21.エイダン・ガルシア
両親の作っている畑の世話や、村にいる薬師のおばばの手伝いをしながら休暇をすごしていたある日、村に豪華な馬車がやってきた。
こんなところに貴族用の馬車が訪れる時点で少し身構えてしまう。
(私がいるのがガルシア家に知れた……とかではないといいのだけれど)
あの嵐の日、幼いアマーリアの話を聞くことなく、家に帰すでもなく従者もなくたった一人で立つ『彼女』を彼らは見捨てたのだ。良い印象は全くと言っていいほどない。
物陰に隠れて、馬車から降りてきた人物を注意深く見つめる。
馬車から降りてきたのは、レオノアのクラスメイトである少年だった。赤い髪に赤茶の瞳。『惜しい』色合いだ。
彼はエイダン・ガルシア。アマーリア・ハーバーの母親だったフィリアの兄の子。本来の血筋でいえばいとこだ。
(なんの用かしら)
腕にある薬草の束を見ながら、レオノアは溜息を吐く。運がない。おばばに渡す薬草を持っていかなくてはいけない。だから、「早く帰ってくれないかしら」なんて思った。

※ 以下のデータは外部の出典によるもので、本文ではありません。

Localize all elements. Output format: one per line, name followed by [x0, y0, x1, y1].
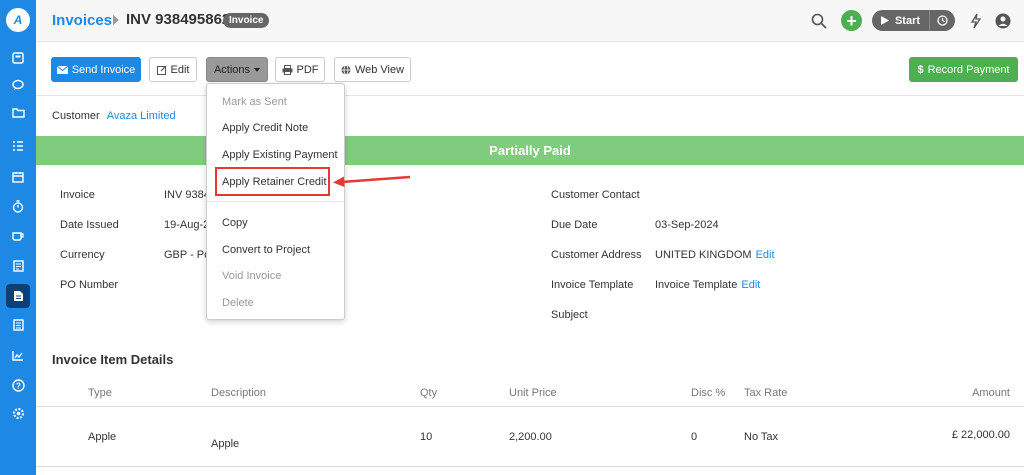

どうしても会いたくないので、おばばの家の隣で座って待つ。けれど、喚くような声が聞こえるが一向に出てこない。
「まだかしら」
うんざりしたような声でそう言った時だった。扉が開いて、少年がつまみ出される。一緒にいた男性が怒鳴るのを手で制して、「頼む!どうしても必要なんだ!!」とエイダンが懇願する。

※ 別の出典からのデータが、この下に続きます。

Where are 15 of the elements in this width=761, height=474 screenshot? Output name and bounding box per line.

「知らないよ!!こんなド田舎にそんなもんがあると思うのかい!?だいたい、アンタの家系にはいるはずだよ、それを解決できる錬金術師がねェ!……おや、来てたのかいレオノア。待たせて悪かったね。お入り」
「はい、おばば」
エイダンの視線が一瞬、レオノアに向く。信じられないような顔でおばばとレオノアを見るが、無常にも彼の目の前で扉は閉ざされた。
「これ、聞いていた薬草よ。炎症止めのシーズ草が少なくなってきたわ」
「季節柄だね、仕方がないよ。取りつくしてないだろうね」
「ええ、おばばの言うことをちゃんと聞いて残しているわ」
おばばはレオノアの言葉に満足したように笑った。容姿と相まって魔女のようだが、この老婆が親切だと知っているレオノアはニコニコと笑顔のままだ。

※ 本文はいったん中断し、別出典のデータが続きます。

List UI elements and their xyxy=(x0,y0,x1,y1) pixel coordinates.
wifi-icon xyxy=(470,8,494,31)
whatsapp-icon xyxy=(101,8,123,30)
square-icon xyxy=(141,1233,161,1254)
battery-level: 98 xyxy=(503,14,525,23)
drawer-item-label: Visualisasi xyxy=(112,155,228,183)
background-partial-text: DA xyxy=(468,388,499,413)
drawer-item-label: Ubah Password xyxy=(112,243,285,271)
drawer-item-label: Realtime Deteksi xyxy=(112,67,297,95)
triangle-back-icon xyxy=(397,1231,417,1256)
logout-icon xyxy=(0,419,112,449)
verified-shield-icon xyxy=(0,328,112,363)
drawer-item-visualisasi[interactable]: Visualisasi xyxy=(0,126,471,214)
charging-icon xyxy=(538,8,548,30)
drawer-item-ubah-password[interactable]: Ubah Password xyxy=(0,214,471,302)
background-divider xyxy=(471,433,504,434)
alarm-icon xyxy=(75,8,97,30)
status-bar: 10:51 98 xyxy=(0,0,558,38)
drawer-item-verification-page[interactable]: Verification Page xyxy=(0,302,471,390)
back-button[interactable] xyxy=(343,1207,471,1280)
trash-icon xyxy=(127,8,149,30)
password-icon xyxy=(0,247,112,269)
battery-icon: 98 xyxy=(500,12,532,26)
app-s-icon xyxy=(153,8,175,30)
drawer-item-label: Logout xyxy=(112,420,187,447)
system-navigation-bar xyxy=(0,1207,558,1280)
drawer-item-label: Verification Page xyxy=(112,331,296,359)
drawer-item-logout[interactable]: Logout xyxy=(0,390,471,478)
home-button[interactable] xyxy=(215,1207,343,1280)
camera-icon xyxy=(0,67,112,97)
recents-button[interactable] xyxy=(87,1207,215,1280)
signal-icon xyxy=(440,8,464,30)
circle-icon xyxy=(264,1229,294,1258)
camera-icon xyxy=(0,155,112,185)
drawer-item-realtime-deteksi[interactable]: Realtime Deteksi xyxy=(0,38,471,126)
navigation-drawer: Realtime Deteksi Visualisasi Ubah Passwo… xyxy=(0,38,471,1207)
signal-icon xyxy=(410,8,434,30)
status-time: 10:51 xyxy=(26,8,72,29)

彼女は名乗らない。ただ「自分のことはおばばと呼べばいい」と言う。おそらく、彼女も何か事情がある人物なのだろう。
(でも、踏み込んでもお互いに良いことはないし)
レオノアだって嫌なことには踏み込まれたくない。今の生活に満足はしているけれど、それとかつての行いを許せるかは別の話だ。レオノアは幼いアマーリアを殺した大人たちを許すことはできない。守られるべきだった、愛されたかっただけの五歳の女の子。
いつか、全員痛い目を見ればいいと思っている。
少しの間、シーズ草の詳しい効能や取り扱い時の注意事項などを教えてもらってから、レオノアは薬屋を離れた。
「おい、レオノア」
何歩か離れたところで声がかかる。エイダンの姿を見て、レオノアは眉間に皺を寄せた。
「何か御用でしょうか?ガルシア様」
「は、平民でも私の顔くらいは知っているらしい」
「クラスメイトですからねぇ……」
のんびりとそう返すレオノアに「少し話がある」と言うエイダン。
(私はお話なんてないのだけど……領主の孫に逆らうのも面倒なことになりそう)
少し考えてから、「わかりました。あまり時間がかからないと助かります」と答える。
馬車に連れ込まれたレオノアは本当に「少し」で済むのかを考えて溜息を吐きたくなった。彼が困っていても因果応報としか、思えなかったのである。